Capacidade (primeira parte)

             Vem nosso vernáculo “capacidade” do latim capacitas, capacitatis, com o sentido de “dimensão de conteúdo, valor de continência, continência, aptidão, dons ou pendores excelentes” (João de Freitas Guimarães, Vocabulário etimológico do direito, 1991, p. 38).

              Já no estrito campo direito, a capacidade, enquanto corresponda à noção de ter direitos −é o que se tem designado como capacidade de gozo, capacidade de direito, capacidade jurídica−, é um predicado próprio da personalidade: “Toda pessoa possui a capacidade de direito” (Goffredo Telles Júnior, Iniciação na ciência do direito, 2006, § 126). Chegou Vicente Rao, em O direito e a vida dos direitos (2013, p. 619, nota 15), a identificar ambas as noções (personalidade e capacidade de direito), criticando a rotineira divisão entre capacidade de direito e capacidade de fato (de agir, de exercício de direitos), porque, disse esse notável jurista brasileiro, a capacidade que se diz de direito confunde-se “com a noção de personalidade, pois se define como aptidão para a titularidade dos direitos”, definição esta que é, por igual, uma definição da própria personalidade no plano jurídico.
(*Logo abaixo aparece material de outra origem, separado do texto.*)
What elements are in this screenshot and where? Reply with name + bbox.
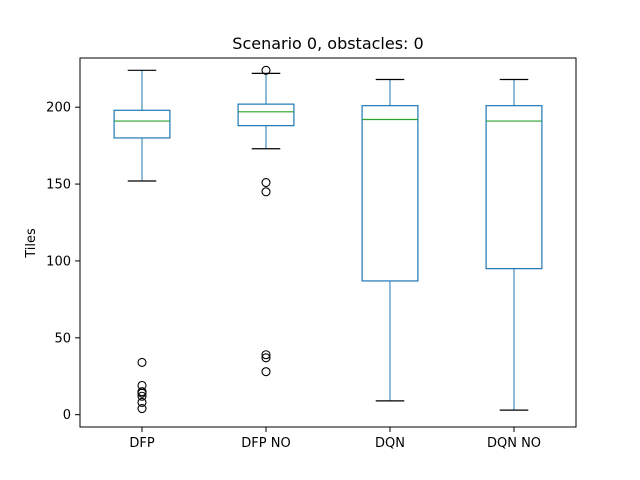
iqr-box — [113, 109, 171, 139]
outlier-point — [261, 177, 271, 188]
y-tick-label: 200 — [46, 101, 71, 116]
iqr-box — [237, 103, 295, 127]
plot-area: 0 50 100 150 200 DFP DFP NO DQN DQN NO — [46, 65, 543, 451]
chart-title: Scenario 0, obstacles: 0 — [232, 34, 423, 53]
y-tick-label: 100 — [46, 254, 71, 269]
y-axis-label: Tiles — [24, 228, 39, 259]
outlier-point — [137, 388, 147, 398]
y-tick-label: 150 — [46, 178, 71, 193]
outlier-point — [261, 65, 271, 75]
x-tick-label: DQN — [375, 436, 405, 451]
outlier-point — [137, 391, 147, 401]
y-tick-label: 50 — [54, 331, 71, 346]
outlier-point — [137, 397, 147, 407]
outlier-point — [261, 187, 271, 197]
x-tick-label: DFP — [129, 436, 154, 451]
x-tick-label: DFP NO — [241, 436, 290, 451]
iqr-box — [361, 105, 419, 282]
outlier-point — [261, 353, 271, 363]
x-tick-label: DQN NO — [487, 436, 541, 451]
outlier-point — [261, 350, 271, 360]
outlier-point — [137, 403, 147, 414]
axes-frame — [79, 57, 577, 428]
y-tick-label: 0 — [63, 408, 71, 423]
outlier-point — [261, 367, 271, 377]
iqr-box — [485, 105, 543, 270]
outlier-point — [137, 357, 147, 367]
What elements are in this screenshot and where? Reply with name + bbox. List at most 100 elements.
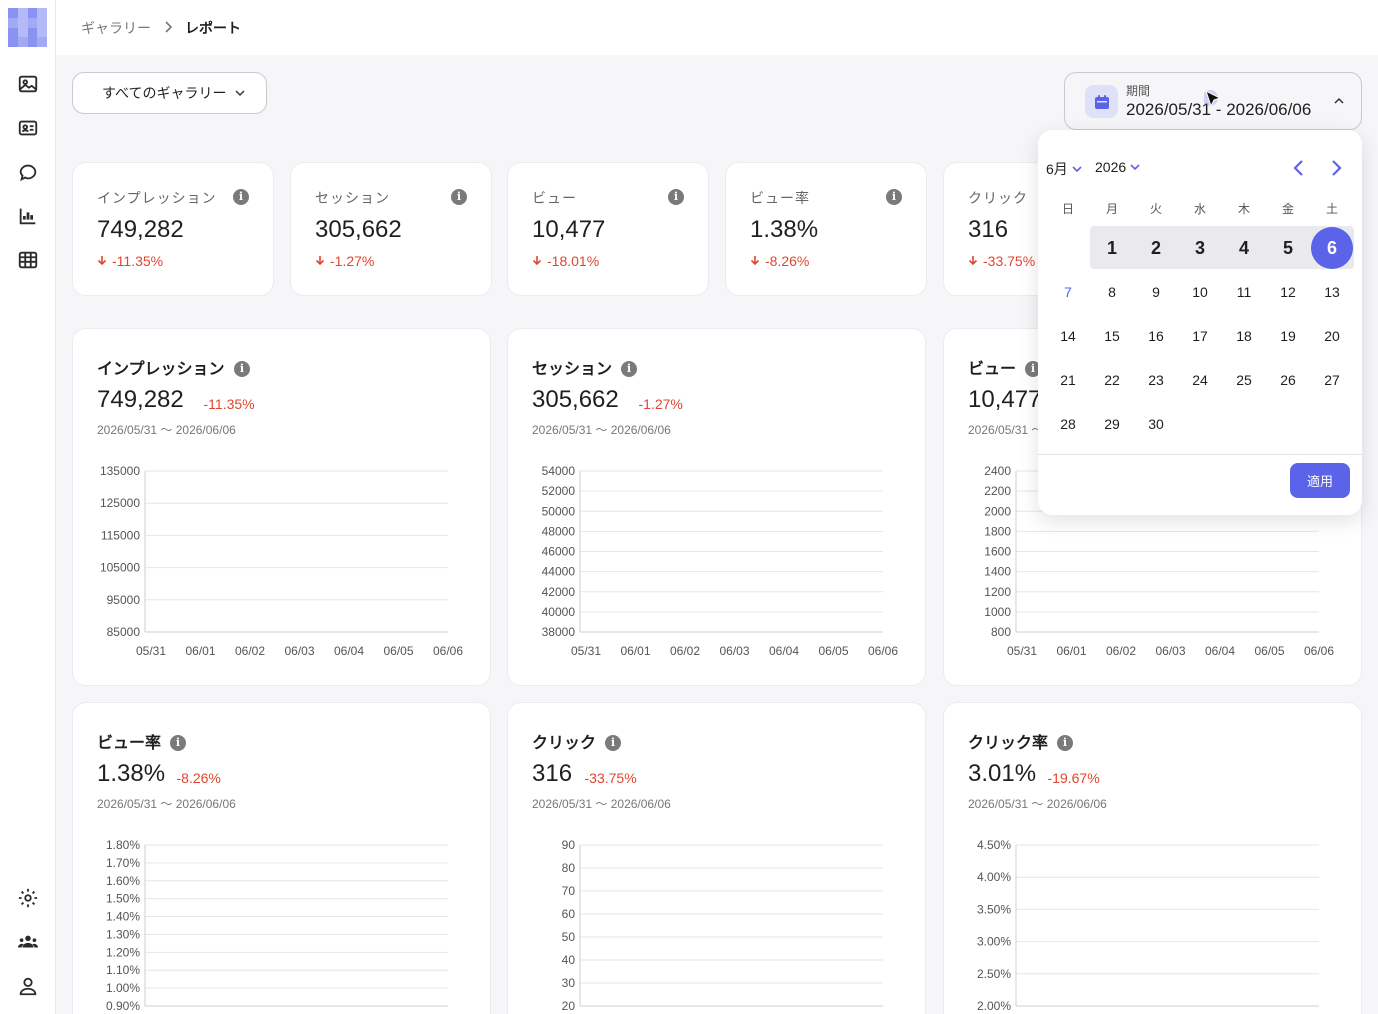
calendar-day[interactable]: 3: [1194, 238, 1205, 258]
chart-title: クリック率: [968, 735, 1049, 752]
gallery-select[interactable]: すべてのギャラリー: [72, 72, 267, 114]
year-select[interactable]: 2026: [1095, 159, 1141, 175]
info-icon[interactable]: i: [668, 189, 684, 205]
calendar-day[interactable]: 12: [1280, 284, 1296, 300]
table-grid-icon[interactable]: [14, 246, 42, 274]
weekday-label: 水: [1193, 202, 1206, 216]
kpi-delta-value: -1.27%: [330, 253, 375, 269]
x-tick-label: 06/04: [1205, 644, 1235, 658]
calendar-day[interactable]: 27: [1324, 372, 1340, 388]
info-icon[interactable]: i: [621, 361, 637, 377]
chart-title: クリック: [532, 735, 597, 752]
chevron-right-icon[interactable]: [1327, 158, 1345, 178]
chart-value: 316: [532, 760, 573, 787]
y-tick-label: 1000: [984, 605, 1011, 619]
chevron-left-icon[interactable]: [1290, 158, 1308, 178]
calendar-day[interactable]: 16: [1148, 328, 1164, 344]
calendar-day[interactable]: 6: [1310, 226, 1354, 270]
calendar-day[interactable]: 24: [1192, 372, 1208, 388]
calendar-day[interactable]: 2: [1150, 238, 1161, 258]
period-picker[interactable]: 期間 2026/05/31 - 2026/06/06: [1064, 72, 1362, 130]
x-tick-label: 06/05: [1254, 644, 1284, 658]
calendar-day[interactable]: 4: [1238, 238, 1249, 258]
info-icon[interactable]: i: [605, 735, 621, 751]
contact-card-icon[interactable]: [14, 114, 42, 142]
x-tick-label: 06/03: [1155, 644, 1185, 658]
user-icon[interactable]: [14, 972, 42, 1000]
y-tick-label: 1.10%: [106, 963, 140, 977]
chart-date-range: 2026/05/31 〜 2026/06/06: [532, 797, 671, 811]
calendar-day[interactable]: 21: [1060, 372, 1076, 388]
chevron-right-icon: [161, 20, 175, 37]
calendar-day[interactable]: 29: [1104, 416, 1120, 432]
calendar-day[interactable]: 28: [1060, 416, 1076, 432]
chart-title: ビュー: [968, 361, 1017, 378]
kpi-delta: -33.75%: [968, 253, 1035, 269]
calendar-day[interactable]: 30: [1148, 416, 1164, 432]
y-tick-label: 1400: [984, 565, 1011, 579]
info-icon[interactable]: i: [170, 735, 186, 751]
kpi-delta-value: -8.26%: [765, 253, 810, 269]
calendar-day[interactable]: 14: [1060, 328, 1076, 344]
calendar-day[interactable]: 5: [1282, 238, 1293, 258]
y-tick-label: 135000: [100, 464, 140, 478]
x-tick-label: 06/02: [235, 644, 265, 658]
y-tick-label: 3.50%: [977, 902, 1011, 916]
calendar-popover: 6月 2026 日月火水木金土 1 2 3 4 5 6 7 8 9 10 11 12 13 14 15 16 1…: [1038, 130, 1362, 515]
calendar-day[interactable]: 13: [1324, 284, 1340, 300]
calendar-day[interactable]: 22: [1104, 372, 1120, 388]
info-icon[interactable]: i: [886, 189, 902, 205]
chat-bubble-icon[interactable]: [14, 158, 42, 186]
weekday-label: 月: [1105, 202, 1118, 216]
kpi-label: セッション: [315, 190, 390, 206]
breadcrumb-parent[interactable]: ギャラリー: [81, 20, 151, 36]
info-icon[interactable]: i: [1025, 361, 1041, 377]
chart-delta: -19.67%: [1047, 770, 1100, 786]
calendar-day[interactable]: 26: [1280, 372, 1296, 388]
bar-chart-icon[interactable]: [14, 202, 42, 230]
kpi-label: ビュー: [532, 190, 577, 206]
chart-title: ビュー率: [97, 735, 162, 752]
calendar-day[interactable]: 23: [1148, 372, 1164, 388]
calendar-day[interactable]: 19: [1280, 328, 1296, 344]
x-tick-label: 06/06: [868, 644, 898, 658]
x-tick-label: 06/03: [719, 644, 749, 658]
kpi-delta-value: -33.75%: [983, 253, 1036, 269]
app-logo[interactable]: [8, 8, 47, 47]
y-tick-label: 1800: [984, 524, 1011, 538]
chart-title: インプレッション: [97, 361, 225, 378]
y-tick-label: 2.50%: [977, 967, 1011, 981]
y-tick-label: 70: [562, 884, 576, 898]
calendar-day[interactable]: 18: [1236, 328, 1252, 344]
apply-button[interactable]: 適用: [1290, 463, 1350, 498]
calendar-day[interactable]: 25: [1236, 372, 1252, 388]
calendar-day[interactable]: 10: [1192, 284, 1208, 300]
info-icon[interactable]: i: [451, 189, 467, 205]
y-tick-label: 1.00%: [106, 981, 140, 995]
x-tick-label: 06/06: [433, 644, 463, 658]
line-chart: 54000 52000 50000 48000 46000 44000 42000 40000…: [542, 464, 899, 658]
calendar-day[interactable]: 17: [1192, 328, 1208, 344]
calendar-day[interactable]: 7: [1064, 284, 1072, 300]
kpi-value: 1.38%: [750, 216, 819, 243]
users-icon[interactable]: [14, 928, 42, 956]
weekday-label: 金: [1281, 202, 1294, 216]
gear-icon[interactable]: [14, 884, 42, 912]
chevron-up-icon: [1334, 97, 1344, 104]
info-icon[interactable]: i: [1057, 735, 1073, 751]
image-icon[interactable]: [14, 70, 42, 98]
y-tick-label: 48000: [542, 524, 576, 538]
x-tick-label: 05/31: [136, 644, 166, 658]
y-tick-label: 1.30%: [106, 927, 140, 941]
calendar-day[interactable]: 1: [1106, 238, 1117, 258]
calendar-day[interactable]: 11: [1236, 284, 1252, 300]
sidebar: [0, 0, 56, 1014]
calendar-day[interactable]: 8: [1108, 284, 1116, 300]
info-icon[interactable]: i: [234, 361, 250, 377]
year-value: 2026: [1095, 159, 1127, 175]
calendar-day[interactable]: 9: [1152, 284, 1160, 300]
month-select[interactable]: 6月: [1046, 159, 1083, 179]
calendar-day[interactable]: 15: [1104, 328, 1120, 344]
info-icon[interactable]: i: [233, 189, 249, 205]
calendar-day[interactable]: 20: [1324, 328, 1340, 344]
              Mas, senão a equivalência, ao menos a inerência da capacidade à personalidade −ou seja, a capacidade como um predicável próprio da personalidade− leva a que se reconheça não haver personalidade que se destitua inteiramente de capacidade no domínio do direito; seria até recusar a personalidade a negativa integral de sua capacidade de ter direitos. E assim pode entender-se essa capacidade, enquanto próprio da personalidade, como o atributo subjetivo manifesto numa relação de dependência entre o efeito de um ato jurídico e “um modo de ser da pessoa que o pratica” (Carnelutti); se, pois, uma criança celebra determinado ajuste, ainda que ele contenha todos os supostos objetivos de um contrato, disto não resultarão efeitos obrigacionais, porque faltará, neste quadro, um modo exigível de ser da pessoa contratante. Na lição ainda de Carnelutti, a capacidade, na esfera do direito, traduz-se “numa idoneidade da pessoa, em atenção às suas qualidades, para de determinados fatos, obter efeitos jurídicos” (Teoria geral do direito, 1999, § 118). Em outros termos, é a aptidão de uma pessoa ou dado grau de sua aptidão para exercer atos jurídicos (cf. Teixeira de Freitas, Vocabulário jurídico, 1983, tomo I, p. 25).

              A divisão entre capacidade de direito e capacidade de agir juridicamente (capacidade de ação, capacidade de fato, etc.) pode dizer-se clássica. Pode variar-se o critério com que se fundamenta essa divisão: Goffredo Telles Júnior que a capacidade fato é uma capacidade limitada, a capacidade de alguns direitos e deveres. Por sua vez, Manuel Domingues de Andrade define a capacidade de agir “a aptidão de um sujeito jurídico para produzir efeitos de direito por mera atuação pessoal” (Teoria geral da relação jurídica, 1974, vol. I, p. 31). Aqui já não se trata da capacidade limitada de ter alguns direitos, mas, isto sim, da capacidade para adquiri-los ou assumi-los de modo pessoal, por ato próprio, sem a necessidade de que a tanto intervenha um representante legal. Parece ser este último o critério esposado pelo direito brasileiro vigente, como se lê nos arts. 3º e 4º do Código civil de 2002, depois de o mesmo Código assentar em seu art. 1º: “Toda pessoa é capaz de direitos e deveres na ordem civil”.

              Mas a isto voltaremos na próxima explanação.